From semi-friendly outdoor cats on the prowl for shade to indoor cats loafing about—knowing how to keep cats cool is essential to their health. Cats that have any health issues or older cats are very prone to serious health conditions caused by the heat such as dehydration, heat exhaustion, or heat stroke when temperatures rise.
Here are 6 ways to keep indoor kitties cool when temperatures are on the rise:
1 Swap the Water Bowl for a Fountain
Cats are notorious for not drinking enough water. Swap their still water for a cat water fountain. They replicate a natural water source that might entice your kitty. Alternatively, add a splash of sardine water or tuna water to their bowl. Or, encourage your cat to drink from the running bathroom faucet.
H2: 2 Get a Cooling Mat
No air-conditioning? A cooling mat could do the trick.
3 Swap Dry Food for Wet Food
Wet food can pack up to 66 percent more water than dry food, helping to prevent dehydration and keep your cat cool.
4 Brush your cat daily
Matted hair traps heat so give them a daily groom if possible. This is especially important for long-haired cats.
5 Provide Airflow
If you don't have AC, providing airflow for your cat is a must. Open windows and turning on a fan might do the trick on moderately hot days.
6 Cool Her Paws
Cats have one spot on their bodies where they perspire and cool slightly with the evaporation of sweat—their paws. Ice cubes are a great way for cats to play and keep cool at the same time. Put a few on the floor so they can chase them as they scatter around the floor.

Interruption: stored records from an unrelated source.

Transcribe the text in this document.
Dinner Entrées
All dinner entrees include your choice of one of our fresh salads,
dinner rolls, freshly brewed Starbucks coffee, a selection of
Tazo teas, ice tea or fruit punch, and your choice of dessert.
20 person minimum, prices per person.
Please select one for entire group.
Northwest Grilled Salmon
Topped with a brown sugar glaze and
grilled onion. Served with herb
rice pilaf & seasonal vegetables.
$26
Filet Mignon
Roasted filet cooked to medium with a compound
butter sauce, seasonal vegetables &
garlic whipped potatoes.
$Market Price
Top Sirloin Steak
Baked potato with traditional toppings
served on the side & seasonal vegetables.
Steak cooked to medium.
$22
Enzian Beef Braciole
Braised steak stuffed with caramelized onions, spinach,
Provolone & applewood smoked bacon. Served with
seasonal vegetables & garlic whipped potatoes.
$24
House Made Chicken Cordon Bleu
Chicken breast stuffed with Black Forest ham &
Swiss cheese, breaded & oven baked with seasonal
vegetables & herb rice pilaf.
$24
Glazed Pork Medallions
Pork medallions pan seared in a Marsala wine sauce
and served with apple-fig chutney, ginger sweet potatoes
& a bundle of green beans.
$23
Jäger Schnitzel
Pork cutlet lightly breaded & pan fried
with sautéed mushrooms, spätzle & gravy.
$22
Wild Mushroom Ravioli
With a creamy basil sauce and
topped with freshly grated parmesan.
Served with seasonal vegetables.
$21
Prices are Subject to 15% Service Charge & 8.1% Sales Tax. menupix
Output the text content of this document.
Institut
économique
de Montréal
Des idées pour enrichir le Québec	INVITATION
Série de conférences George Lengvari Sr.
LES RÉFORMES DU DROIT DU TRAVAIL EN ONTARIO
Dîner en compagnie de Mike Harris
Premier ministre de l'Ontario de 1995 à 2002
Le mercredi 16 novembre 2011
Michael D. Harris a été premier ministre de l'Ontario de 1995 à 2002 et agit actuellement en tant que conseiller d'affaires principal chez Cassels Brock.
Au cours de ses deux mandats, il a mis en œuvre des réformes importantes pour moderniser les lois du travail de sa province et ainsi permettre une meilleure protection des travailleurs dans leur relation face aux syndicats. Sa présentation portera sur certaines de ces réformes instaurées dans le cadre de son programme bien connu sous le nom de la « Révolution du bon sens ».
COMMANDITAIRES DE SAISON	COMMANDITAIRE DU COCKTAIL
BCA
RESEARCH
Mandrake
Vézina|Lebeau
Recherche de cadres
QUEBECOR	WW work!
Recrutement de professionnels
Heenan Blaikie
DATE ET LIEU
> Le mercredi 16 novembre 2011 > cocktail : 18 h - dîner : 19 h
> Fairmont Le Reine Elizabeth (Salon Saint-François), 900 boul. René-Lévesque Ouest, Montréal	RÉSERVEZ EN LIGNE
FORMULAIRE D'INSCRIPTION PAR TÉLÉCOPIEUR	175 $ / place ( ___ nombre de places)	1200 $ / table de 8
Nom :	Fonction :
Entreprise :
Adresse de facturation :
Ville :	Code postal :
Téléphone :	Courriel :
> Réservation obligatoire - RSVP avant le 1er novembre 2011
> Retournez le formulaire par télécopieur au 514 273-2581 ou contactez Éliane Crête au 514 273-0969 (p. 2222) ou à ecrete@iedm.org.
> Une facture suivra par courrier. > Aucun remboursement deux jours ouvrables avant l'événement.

7 Use damp towels to cool down your cat
The warmest part of a cat’s body is their tummies, the pads of their paws, their armpits, under their chin and on the outside of their ears. Although most cats hate getting wet, try dampening a cloth with cold water and gently stroking your cat with it from their head and down their back.
8 Watch out for signs of heat stroke
Symptoms of heat stroke can include agitation, stretching out and breathing rapidly, extreme distress, skin hot to the touch, glazed eyes, vomiting and drooling. If you’re at all worried about your cat, contact your vet immediately.